Liverpool were not oblivious to the future. Their Moneyballers have always been wary of paying big salaries to players whose physical output has gone down. A series of contract impasses have shown a reluctance to commit to their conquering heroes: Henderson and Salah eventually signed, Wijnaldum and Mane left. Thus far, the Egyptian’s thirties have been hugely profitable for him, considering his wages, but not for Liverpool, given his performances.

Salah is one of a number of players underperforming (REUTERS)

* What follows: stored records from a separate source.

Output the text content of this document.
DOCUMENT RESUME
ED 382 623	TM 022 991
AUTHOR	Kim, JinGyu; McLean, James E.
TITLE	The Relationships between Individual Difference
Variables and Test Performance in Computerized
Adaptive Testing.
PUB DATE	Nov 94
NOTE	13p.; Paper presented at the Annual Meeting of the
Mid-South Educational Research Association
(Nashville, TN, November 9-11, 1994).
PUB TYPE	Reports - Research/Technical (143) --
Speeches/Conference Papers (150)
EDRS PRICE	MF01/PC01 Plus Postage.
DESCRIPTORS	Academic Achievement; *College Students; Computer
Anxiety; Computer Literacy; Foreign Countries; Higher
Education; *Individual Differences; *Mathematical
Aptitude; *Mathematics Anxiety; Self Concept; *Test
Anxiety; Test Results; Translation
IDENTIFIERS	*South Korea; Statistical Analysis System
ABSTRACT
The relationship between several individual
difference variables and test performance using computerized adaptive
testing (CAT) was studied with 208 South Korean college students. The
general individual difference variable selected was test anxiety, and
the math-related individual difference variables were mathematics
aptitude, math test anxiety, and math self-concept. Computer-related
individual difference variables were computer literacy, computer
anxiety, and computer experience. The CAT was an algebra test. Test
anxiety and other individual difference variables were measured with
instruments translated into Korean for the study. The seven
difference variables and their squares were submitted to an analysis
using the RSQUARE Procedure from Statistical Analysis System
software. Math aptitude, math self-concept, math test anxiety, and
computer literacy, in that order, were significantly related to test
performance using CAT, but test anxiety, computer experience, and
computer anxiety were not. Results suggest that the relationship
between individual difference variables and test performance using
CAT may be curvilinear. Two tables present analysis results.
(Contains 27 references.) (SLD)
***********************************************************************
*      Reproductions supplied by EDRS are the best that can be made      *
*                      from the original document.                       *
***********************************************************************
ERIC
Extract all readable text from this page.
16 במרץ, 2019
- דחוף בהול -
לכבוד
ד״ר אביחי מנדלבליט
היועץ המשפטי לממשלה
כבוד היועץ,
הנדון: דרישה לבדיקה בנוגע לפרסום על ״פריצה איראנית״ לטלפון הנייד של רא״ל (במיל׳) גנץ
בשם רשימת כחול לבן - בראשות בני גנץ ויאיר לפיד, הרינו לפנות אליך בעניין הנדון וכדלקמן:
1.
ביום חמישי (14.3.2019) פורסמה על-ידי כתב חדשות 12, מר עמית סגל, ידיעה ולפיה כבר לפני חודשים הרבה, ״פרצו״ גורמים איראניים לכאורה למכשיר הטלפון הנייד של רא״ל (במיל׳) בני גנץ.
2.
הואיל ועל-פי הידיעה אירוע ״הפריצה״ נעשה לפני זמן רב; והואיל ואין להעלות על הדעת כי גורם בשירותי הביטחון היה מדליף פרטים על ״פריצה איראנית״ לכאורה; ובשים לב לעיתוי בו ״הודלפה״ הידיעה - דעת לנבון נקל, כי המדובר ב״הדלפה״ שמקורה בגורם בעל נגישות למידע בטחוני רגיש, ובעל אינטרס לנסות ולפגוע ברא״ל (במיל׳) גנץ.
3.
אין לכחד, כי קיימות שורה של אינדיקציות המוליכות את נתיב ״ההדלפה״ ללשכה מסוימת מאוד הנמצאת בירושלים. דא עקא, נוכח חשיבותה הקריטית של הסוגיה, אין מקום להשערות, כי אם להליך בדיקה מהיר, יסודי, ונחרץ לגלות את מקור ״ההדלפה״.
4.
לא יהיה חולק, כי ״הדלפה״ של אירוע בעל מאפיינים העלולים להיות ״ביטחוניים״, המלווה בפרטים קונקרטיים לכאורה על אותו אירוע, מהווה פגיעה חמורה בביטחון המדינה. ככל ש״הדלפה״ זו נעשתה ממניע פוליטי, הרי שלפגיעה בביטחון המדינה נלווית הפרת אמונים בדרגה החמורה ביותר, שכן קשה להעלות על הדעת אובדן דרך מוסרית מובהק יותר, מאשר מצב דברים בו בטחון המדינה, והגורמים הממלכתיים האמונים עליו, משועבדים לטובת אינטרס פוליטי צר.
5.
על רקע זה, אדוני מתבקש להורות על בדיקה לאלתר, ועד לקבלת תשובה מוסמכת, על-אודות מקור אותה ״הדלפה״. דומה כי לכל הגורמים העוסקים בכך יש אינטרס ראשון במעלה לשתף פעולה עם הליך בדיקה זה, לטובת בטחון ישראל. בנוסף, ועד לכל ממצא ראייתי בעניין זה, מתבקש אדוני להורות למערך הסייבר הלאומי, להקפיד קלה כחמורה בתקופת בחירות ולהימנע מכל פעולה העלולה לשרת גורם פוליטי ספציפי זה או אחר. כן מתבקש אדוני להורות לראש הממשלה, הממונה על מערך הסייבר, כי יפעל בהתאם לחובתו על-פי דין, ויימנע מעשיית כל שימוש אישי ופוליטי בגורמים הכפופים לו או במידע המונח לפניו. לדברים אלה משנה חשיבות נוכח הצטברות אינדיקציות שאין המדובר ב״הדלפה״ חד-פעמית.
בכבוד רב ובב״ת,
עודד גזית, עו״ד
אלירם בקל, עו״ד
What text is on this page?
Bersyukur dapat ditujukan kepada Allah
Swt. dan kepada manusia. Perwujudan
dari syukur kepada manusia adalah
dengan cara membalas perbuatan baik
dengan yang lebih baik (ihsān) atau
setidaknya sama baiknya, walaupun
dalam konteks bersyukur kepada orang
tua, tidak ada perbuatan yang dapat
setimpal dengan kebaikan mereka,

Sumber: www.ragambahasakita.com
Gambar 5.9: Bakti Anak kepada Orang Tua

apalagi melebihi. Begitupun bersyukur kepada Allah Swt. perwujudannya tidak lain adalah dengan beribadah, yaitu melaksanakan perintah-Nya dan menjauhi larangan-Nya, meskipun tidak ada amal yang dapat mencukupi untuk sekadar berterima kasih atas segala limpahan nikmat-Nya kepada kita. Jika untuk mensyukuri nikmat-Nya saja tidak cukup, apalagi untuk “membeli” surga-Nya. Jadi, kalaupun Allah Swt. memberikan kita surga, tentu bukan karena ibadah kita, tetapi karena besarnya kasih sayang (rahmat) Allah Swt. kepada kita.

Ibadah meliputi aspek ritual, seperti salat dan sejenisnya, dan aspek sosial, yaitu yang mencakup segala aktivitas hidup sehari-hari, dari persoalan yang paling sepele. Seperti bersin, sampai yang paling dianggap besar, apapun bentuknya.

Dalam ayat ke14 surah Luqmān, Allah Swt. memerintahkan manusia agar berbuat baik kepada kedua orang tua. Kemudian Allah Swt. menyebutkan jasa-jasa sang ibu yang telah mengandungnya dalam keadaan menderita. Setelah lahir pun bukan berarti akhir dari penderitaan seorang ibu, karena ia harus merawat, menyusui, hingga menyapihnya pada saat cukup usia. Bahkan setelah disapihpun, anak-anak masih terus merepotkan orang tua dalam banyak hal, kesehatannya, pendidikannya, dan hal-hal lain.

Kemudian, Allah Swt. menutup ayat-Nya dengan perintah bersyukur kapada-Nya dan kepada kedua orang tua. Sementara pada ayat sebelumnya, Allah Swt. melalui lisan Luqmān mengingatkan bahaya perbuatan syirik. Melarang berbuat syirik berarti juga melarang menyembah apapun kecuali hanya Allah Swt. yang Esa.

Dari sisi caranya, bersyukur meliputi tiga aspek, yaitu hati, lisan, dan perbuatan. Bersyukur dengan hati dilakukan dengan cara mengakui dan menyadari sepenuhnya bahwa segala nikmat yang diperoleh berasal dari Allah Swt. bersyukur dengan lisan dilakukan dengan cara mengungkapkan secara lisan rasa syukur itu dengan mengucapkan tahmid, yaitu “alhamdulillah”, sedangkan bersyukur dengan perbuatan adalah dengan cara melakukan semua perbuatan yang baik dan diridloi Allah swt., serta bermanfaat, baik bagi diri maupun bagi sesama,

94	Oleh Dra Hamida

Form may be temporary and class permanent but physicality is not. There is a question if Liverpool are now more fatigued physically or mentally. Klopp’s heavy-metal football can suit those whose eardrums have not burst. His two Bundesliga titles came with among the youngest teams in Germany; by his last season, Borussia Dortmund were one of the oldest, though still younger than this Liverpool side. The risk, albeit one many a manager might envy, is that he has one great side at a club again, but not a second. By agreeing a deal until 2026, however, he took on the task of shaping a second. He can be accused of being too loyal, though there are worse faults to have and unlike Souness he has not pensioned anyone off too soon, but he may have to be ruthless.

Liverpool’s ages alone, with the years suggesting much of their squad is on the way up or down but not at the summit, suggests a team in transition. It may be exacerbated by the finances, too: lacking the transfer budgets of Chelsea and the Manchester clubs, they always had less margin for error and less scope to buy superstars. But at a club where history is ever present, the past offers the starkest of warnings. The last time they fell off their pedestal, during Souness’s tenure, it took them the best part of 30 years to get back there.